Her surgeon agrees. That’s what prompted him to organize the first BRA Day last year-end, which sparked events across Canada and in 25 countries.
Many women come to him years after their mastectomies, after finally hearing about reconstruction.
With the advances in surgical techniques and microsurgery, there’s no excuse for “the tremendous lack of awareness and lack of access (to surgery) in many communities,” he says, though he stresses that it’s not everyone’s choice and not all women are candidates.
But only about 12 per cent of Canadian women who’ve had mastectomies have reconstruction, a number that’s “startlingly low,” he says, especially since costs are covered.
Avery Swartz, 32, describes it as a silver lining.
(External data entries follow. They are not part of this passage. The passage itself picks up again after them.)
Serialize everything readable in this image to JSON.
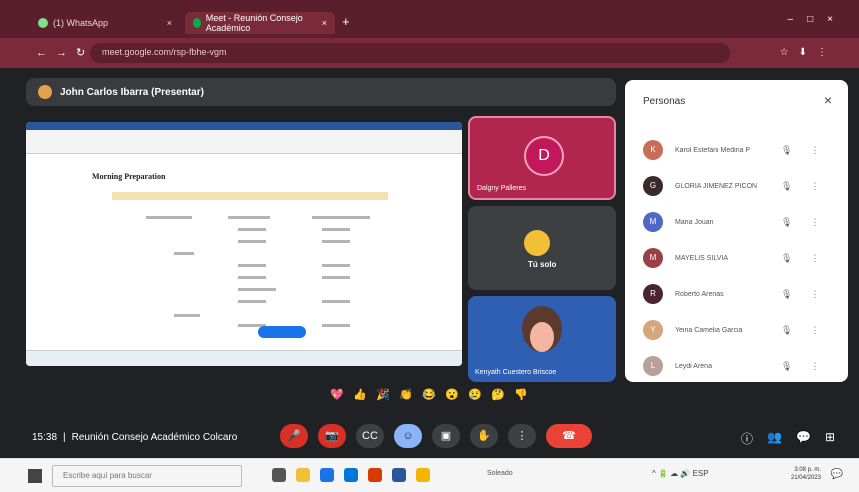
{
  "browser": {
    "tabs": [
      {
        "label": "(1) WhatsApp"
      },
      {
        "label": "Meet - Reunión Consejo Académico"
      }
    ],
    "url": "meet.google.com/rsp-fbhe-vgm",
    "new_tab": "+"
  },
  "presenter": {
    "name": "John Carlos Ibarra (Presentar)"
  },
  "shared_doc": {
    "heading": "Morning Preparation",
    "present_button": "Dejar de presentar"
  },
  "tiles": {
    "dalam": {
      "initial": "D",
      "name": "Dalgny Palleres"
    },
    "me": {
      "name": "Tú solo"
    },
    "kenyath": {
      "name": "Kenyath Cuestero Briscoe"
    }
  },
  "people_panel": {
    "title": "Personas",
    "close": "×",
    "people": [
      {
        "name": "Karol Estefani Medina P",
        "initial": "K",
        "color": "#c76d5a"
      },
      {
        "name": "GLORIA JIMENEZ PICON",
        "initial": "G",
        "color": "#3b2a2d"
      },
      {
        "name": "Maria Jouan",
        "initial": "M",
        "color": "#5167c6"
      },
      {
        "name": "MAYELIS SILVIA",
        "initial": "M",
        "color": "#9b3f46"
      },
      {
        "name": "Roberto Arenas",
        "initial": "R",
        "color": "#4a2530"
      },
      {
        "name": "Yeina Camelia Garcia",
        "initial": "Y",
        "color": "#d5a67c"
      },
      {
        "name": "Leydi Arena",
        "initial": "L",
        "color": "#b9a09b"
      }
    ]
  },
  "reactions": [
    "💖",
    "👍",
    "🎉",
    "👏",
    "😂",
    "😮",
    "😢",
    "🤔",
    "👎"
  ],
  "meeting": {
    "time": "15:38",
    "separator": "|",
    "title": "Reunión Consejo Académico Colcaro"
  },
  "controls": {
    "mic": "🎤",
    "camera": "📷",
    "captions": "CC",
    "emoji": "☺",
    "present": "▣",
    "hand": "✋",
    "more": "⋮",
    "hangup": "☎"
  },
  "right_controls": [
    "ⓘ",
    "👥",
    "💬",
    "⊞"
  ],
  "taskbar": {
    "search_placeholder": "Escribe aquí para buscar",
    "weather": "Soleado",
    "time": "3:08 p. m.",
    "date": "21/04/2023"
  }
}
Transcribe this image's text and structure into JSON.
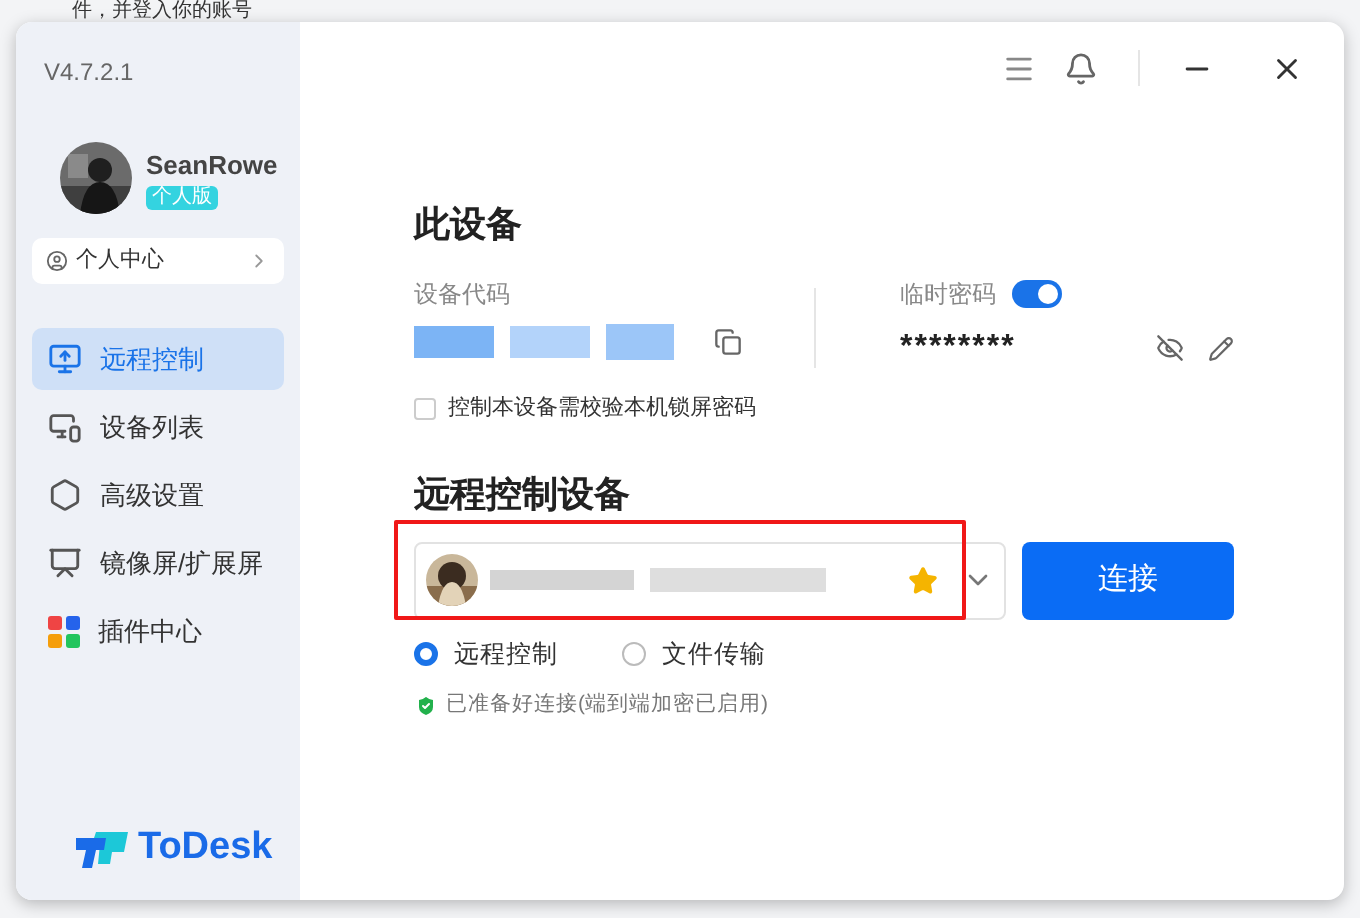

The Toronto web designer and mother, who has a gene mutation that puts her at high risk of breast cancer, had a preventative mastectomy and reconstruction surgery three years ago. She is thrilled with the results.
The lounge offers women a place where “no subject is taboo,” she says. Questions touch on everything from post-op pain to sexuality and what it’s like not being able to breastfeed.
“It’s all the things a woman wants to ask other women and doesn’t ask her doctor.”